Le parquet de Munich a requis lundi un procès contre les dirigeants d’un leader mondial des logiciels espions, FinFisher, filiale allemande du groupe britannique Gamma. La justice a annoncé dans un communiqué viser quatre anciens dirigeants de l’entreprise, soupçonnés d’avoir enfreint la législation de l’Union européenne (UE) restreignant depuis 2015 la vente à des pays tiers de technologies de surveillance.
Le parquet avait été saisi en 2019 par une plainte commune de quatre ONG. Il revient au tribunal de Munich de décider ou non la tenue d’un procès. «L’objectif principal du groupe FinFisher consistait à développer et à distribuer dans le monde entier des logiciels destinés aux autorités pénales et aux services de renseignements», rappelle le parquet de Munich.

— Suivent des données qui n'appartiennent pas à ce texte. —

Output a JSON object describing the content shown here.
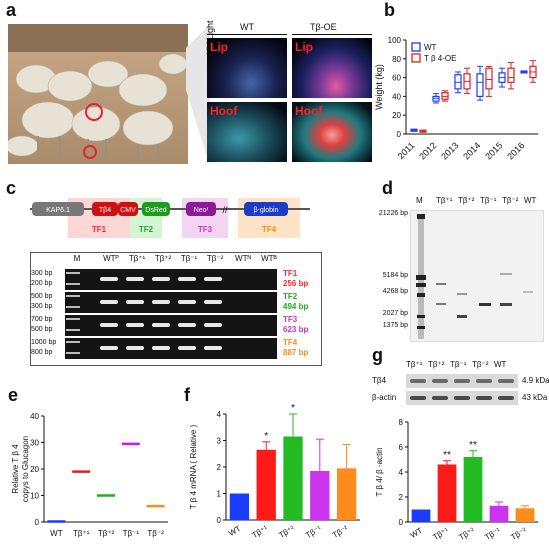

«Faux site du mouvement d’opposition turc»
«Le produit principal était le logiciel d’espionnage commercial appelé FinSpy (ndlr: un logiciel type cheval de Troie), qui permettait de prendre le contrôle total des ordinateurs et smartphones et de surveiller les communications en cours», précise-t-il. FinFisher vendait ses logiciels à des pays de l’UE ou des pays bénéficiant d’une autorisation comme l’Australie, le Japon, les États-Unis ou le Royaume-Uni.
Mais la société allemande aurait aussi cédé ses logiciels à d’autres pays, la Turquie en particulier, «avec lesquels la majeure partie du chiffre d’affaires du groupe a été réalisée», selon le parquet. Des médias citent aussi l’Égypte et la Birmanie parmi les acquéreurs potentiels des logiciels FinFisher. Selon les ONG, FinFisher aurait notamment livré aux services turcs en 2017 un logiciel, utilisé ensuite sous la forme d’un «faux site du mouvement d’opposition turc dans le but de l’espionner», souligne le parquet.
Les dirigeants de la société sont aussi soupçonnés d’avoir contourné les réglementations proscrivant la vente de tels logiciels à certains pays en hébergeant une partie de ses activités hors d’Allemagne, en Bulgarie notamment. Ces réquisitions interviennent près de deux ans après les révélations d’un consortium de 17 médias internationaux.
Ce groupement avait révélé qu’un autre logiciel, Pegasus conçu par l’entreprise israélienne NSO Group, aurait permis d’espionner les numéros d’au moins 180 journalistes, 600 hommes et femmes politiques, 85 militants des droits humains ou encore 65 chefs d’entreprise de différents pays.